Turner credits the vibrancy of AADLTV and all virtual programming to the work culture and collaborative nature of the library’s staff and department heads. Anyone on staff is encouraged to propose an idea — Turner says this strengthens the library’s ability to deliver a diversity of compelling, fun, and informative programming. This allows each staff member to imbue that idea with their own experiences, their own passions, their own skill sets. “Our library has always had this openness to letting people try things, and we don’t limit those opportunities based on job classifications. If you have an idea, we’ll hear it out.”
The Ann Arbor District Library system is composed of the Downtown Library and four branch libraries: Malletts Creek, Traverwood, Westgate, and Pittsfield. The history of this library stretches back more than 150 years! If you haven’t gotten a library card yet, you can obtain a resident card for free if you live within the Ann Arbor Public Schools boundaries (with exception of Northfield Township). While the library was closed, cardholders were still able to access a wide variety of digital resources, including eBooks, audiobooks, and databases.
As of June 15, the library announced that it would begin accepting returned materials, with contactless pickup of materials set to start June 22. To find out more about the AADL’s phased reopening process, visit here.

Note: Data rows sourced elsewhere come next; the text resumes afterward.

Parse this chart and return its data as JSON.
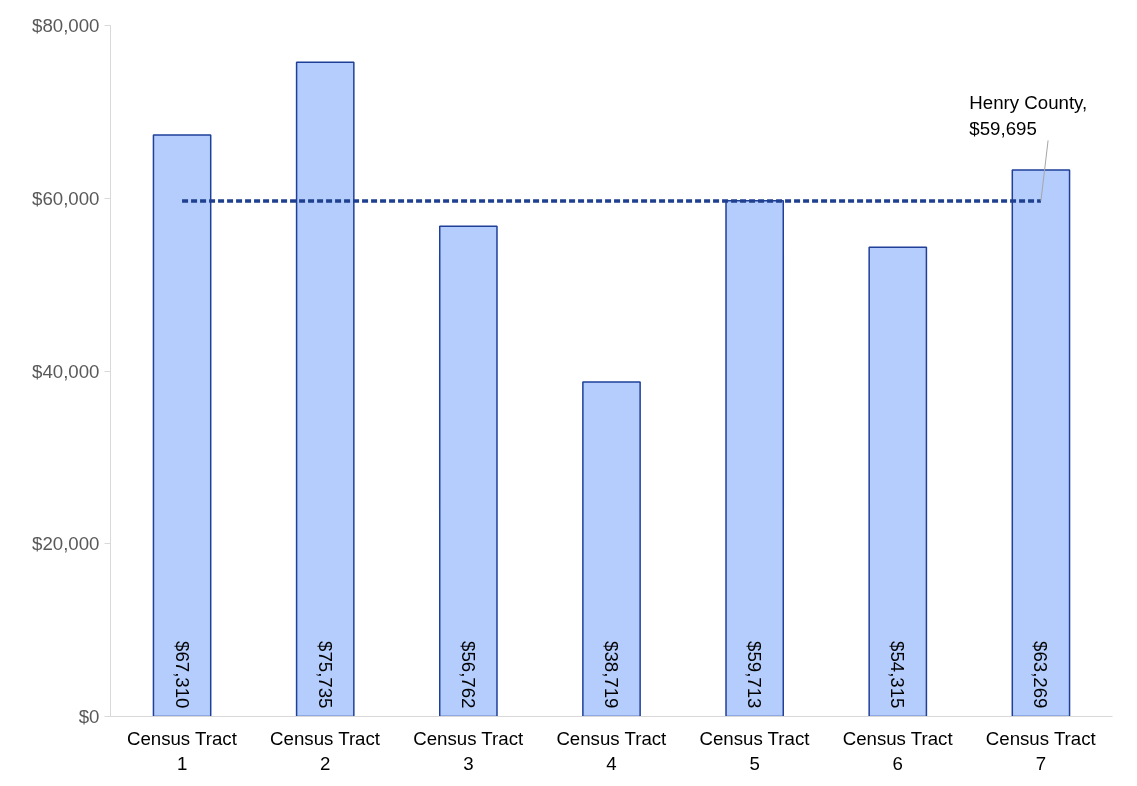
{
  "chart_data": {
    "type": "bar",
    "categories": [
      "Census Tract\n1",
      "Census Tract\n2",
      "Census Tract\n3",
      "Census Tract\n4",
      "Census Tract\n5",
      "Census Tract\n6",
      "Census Tract\n7"
    ],
    "values": [
      67310,
      75735,
      56762,
      38719,
      59713,
      54315,
      63269
    ],
    "value_labels": [
      "$67,310",
      "$75,735",
      "$56,762",
      "$38,719",
      "$59,713",
      "$54,315",
      "$63,269"
    ],
    "color": "#b4cdfc",
    "ylim": [
      0,
      80000
    ],
    "yticks": [
      {
        "value": 0,
        "label": "$0"
      },
      {
        "value": 20000,
        "label": "$20,000"
      },
      {
        "value": 40000,
        "label": "$40,000"
      },
      {
        "value": 60000,
        "label": "$60,000"
      },
      {
        "value": 80000,
        "label": "$80,000"
      }
    ],
    "ref_lines": [
      {
        "axis": "y",
        "value": 59695,
        "label": "Henry County,\n$59,695",
        "color": "#1f3f8f",
        "line_style": "dashed"
      }
    ],
    "grid": false
  }
}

Maintaining normalcy in times of great change
Beforehand, Turner and the library staff were intent on maintaining a sense of normalcy. But, in the future, those sensibilities will shift toward the ways in which everyone in the community (as well as on staff) is adjusting to a new normal. “Everyone has had their own unique experiences over the last three months. When you provide direct-service, especially at a public library, you really get to know people. And there will be people who have had experiences that have changed them. One thing I’ve thought about is to make sure that we are listening and that we are adaptive to…not only the new reality…but the new people that have come out of this…”
Turner has been with the library for almost 18 years, now. Public service has been a passion of hers for her entire professional life, and beyond. And said that “…when we’re recommitting to listening, what weighs on my mind is that listening takes a lot of forms. We’ll also be observing how patrons are interacting with our services now, and what their underlying questions there are. How do we really listen, and how do we continue to be responsive and continue to anticipate the public’s needs? We’re going to have to come with a lot of sensitivity.”
In the near future, you’ll be able to interact with several of the faces and personalities that have entertained and informed you through the AADLTV service. But as we start to slowly return to our venues, even as we start to return to a public library, we have to anticipate a very gradual return to something that resembles normalcy. But one of AADLTV’s most notable achievements is that during a time of considerable upheaval and disorientation, staff allowed its community the opportunity to maintain a sense of comfort, but above all — a sense of connection.